We know, all governments know, that scaling back, let alone eliminating, a subsidy once it has become an established part of life is extremely difficult. The UK government, for example, is gradually being bankrupted by its so called “triple lock” on state pension increases. There is a commitment that every year they will go up by inflation, or wage increases, or 2.5% whichever is higher. Everyone in UK realises that this formula is unsustainable but no politician seems ready to say so. In Hong Kong we could soon have a similar problem with our $2 transport fare scheme. Currently more than a third of the entire population enjoys the subsidy.
A further problem with subsidising consumption is that indirectly it encourages consumption (by failing to deter it). It would be far better in the long term to take firm action to permanently reduce our dependence on fossil fuels. We already know it is possible to power minibuses, buses, and even ferries using electricity. So that is where we should be putting our resources. If the switchover process requires help commercially to cover costs, then that is worth considering.

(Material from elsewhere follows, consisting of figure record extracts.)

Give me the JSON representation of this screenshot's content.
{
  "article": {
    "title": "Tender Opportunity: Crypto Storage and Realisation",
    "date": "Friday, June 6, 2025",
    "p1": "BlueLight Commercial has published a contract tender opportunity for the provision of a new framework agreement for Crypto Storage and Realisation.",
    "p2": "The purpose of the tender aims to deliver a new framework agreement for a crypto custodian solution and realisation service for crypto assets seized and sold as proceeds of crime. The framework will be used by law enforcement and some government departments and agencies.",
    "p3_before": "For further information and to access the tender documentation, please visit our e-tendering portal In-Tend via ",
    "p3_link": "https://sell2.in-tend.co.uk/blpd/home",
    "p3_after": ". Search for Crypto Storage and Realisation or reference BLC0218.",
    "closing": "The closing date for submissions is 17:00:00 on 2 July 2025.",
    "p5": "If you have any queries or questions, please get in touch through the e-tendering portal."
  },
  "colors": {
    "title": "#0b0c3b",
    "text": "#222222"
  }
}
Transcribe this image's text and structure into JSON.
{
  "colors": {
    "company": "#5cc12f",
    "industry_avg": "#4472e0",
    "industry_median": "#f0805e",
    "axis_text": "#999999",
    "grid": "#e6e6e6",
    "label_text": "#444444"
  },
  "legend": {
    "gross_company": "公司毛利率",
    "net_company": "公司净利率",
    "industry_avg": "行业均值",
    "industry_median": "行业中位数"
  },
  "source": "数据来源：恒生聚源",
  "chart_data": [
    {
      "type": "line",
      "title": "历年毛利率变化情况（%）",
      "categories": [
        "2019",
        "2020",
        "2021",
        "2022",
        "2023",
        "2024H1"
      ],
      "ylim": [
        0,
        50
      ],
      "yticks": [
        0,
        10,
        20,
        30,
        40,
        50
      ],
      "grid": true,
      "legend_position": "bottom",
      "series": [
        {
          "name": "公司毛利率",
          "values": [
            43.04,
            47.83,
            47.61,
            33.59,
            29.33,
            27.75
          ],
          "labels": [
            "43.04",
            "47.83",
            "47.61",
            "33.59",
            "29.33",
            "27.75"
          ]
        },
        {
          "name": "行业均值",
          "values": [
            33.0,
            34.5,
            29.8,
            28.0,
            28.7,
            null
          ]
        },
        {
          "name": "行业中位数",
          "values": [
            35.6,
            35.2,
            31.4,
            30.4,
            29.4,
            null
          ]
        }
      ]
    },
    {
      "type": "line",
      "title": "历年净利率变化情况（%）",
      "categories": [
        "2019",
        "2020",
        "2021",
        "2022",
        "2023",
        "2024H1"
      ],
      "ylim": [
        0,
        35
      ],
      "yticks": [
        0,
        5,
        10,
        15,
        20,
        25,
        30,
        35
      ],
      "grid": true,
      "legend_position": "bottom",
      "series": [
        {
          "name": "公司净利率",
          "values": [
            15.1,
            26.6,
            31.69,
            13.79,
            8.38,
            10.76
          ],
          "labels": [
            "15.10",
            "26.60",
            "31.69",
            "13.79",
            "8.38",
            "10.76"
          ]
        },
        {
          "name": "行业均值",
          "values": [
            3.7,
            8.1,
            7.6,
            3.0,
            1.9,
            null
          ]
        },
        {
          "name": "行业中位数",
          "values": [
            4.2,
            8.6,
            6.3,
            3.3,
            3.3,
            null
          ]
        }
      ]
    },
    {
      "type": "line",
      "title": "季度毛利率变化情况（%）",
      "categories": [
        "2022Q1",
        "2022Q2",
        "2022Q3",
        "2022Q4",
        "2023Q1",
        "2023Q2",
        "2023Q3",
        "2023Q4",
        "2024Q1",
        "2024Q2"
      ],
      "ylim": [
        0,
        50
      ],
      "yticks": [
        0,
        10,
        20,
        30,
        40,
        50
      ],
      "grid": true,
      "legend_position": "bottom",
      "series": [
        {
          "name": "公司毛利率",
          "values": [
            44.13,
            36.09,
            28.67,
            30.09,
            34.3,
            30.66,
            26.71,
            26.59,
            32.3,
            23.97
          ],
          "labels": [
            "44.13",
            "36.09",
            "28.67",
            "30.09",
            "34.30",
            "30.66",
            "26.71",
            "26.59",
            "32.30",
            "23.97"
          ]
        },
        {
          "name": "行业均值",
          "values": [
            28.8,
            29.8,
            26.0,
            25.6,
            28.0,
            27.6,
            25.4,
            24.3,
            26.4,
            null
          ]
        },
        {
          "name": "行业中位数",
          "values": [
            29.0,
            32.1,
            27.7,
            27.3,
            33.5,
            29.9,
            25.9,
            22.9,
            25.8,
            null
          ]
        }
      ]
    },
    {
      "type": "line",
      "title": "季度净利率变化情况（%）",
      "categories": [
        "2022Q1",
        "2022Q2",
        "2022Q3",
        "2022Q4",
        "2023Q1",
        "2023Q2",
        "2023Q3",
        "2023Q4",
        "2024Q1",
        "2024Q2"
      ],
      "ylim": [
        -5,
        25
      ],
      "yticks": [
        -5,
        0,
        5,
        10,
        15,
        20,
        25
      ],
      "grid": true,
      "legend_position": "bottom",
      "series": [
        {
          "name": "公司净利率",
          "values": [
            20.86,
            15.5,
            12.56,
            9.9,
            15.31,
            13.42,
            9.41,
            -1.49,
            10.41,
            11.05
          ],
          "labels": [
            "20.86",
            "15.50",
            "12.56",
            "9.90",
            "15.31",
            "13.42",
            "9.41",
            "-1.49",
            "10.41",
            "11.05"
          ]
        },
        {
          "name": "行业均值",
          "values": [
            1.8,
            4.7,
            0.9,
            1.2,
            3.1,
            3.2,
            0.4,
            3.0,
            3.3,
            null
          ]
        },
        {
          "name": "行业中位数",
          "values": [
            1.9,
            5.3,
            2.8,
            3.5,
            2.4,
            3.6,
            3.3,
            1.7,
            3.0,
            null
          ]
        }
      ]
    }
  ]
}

There is one further important factor that we need to take into account, and that is food supply. The gulf also supplies a significant percentage of the world’s fertiliser. Planting season in various countries is imminent. If the fertiliser cannot be transported in time to the farms where it is needed then crops will be lower and there will be food shortages. In poorer countries this will mean outright famine. Even in wealthier ones, there will be price increases, this time for food. In Hong Kong we won’t starve but family budgets will struggle to cope with higher prices for necessities. This will impact the less well-off more profoundly as they tend to spend a higher proportion of their income on food.
Now when it comes to transportation there are choices. People can walk, or ride a bike, or go by bus instead of minibus, or carpool. Companies can make greater use of working from home. But however you travel and wherever you are based, you will need food. Electricity and gas prices will also go up, but if the worst comes to the worst people will find ways to cut back. But for food there is an irreducible minimum. And if prices rise too high there, then that is where public subsidies must go, most likely on a means tested basis. If we are going to have to raise taxes or run a deficit in the government accounts, then let it be to pay for food vouchers.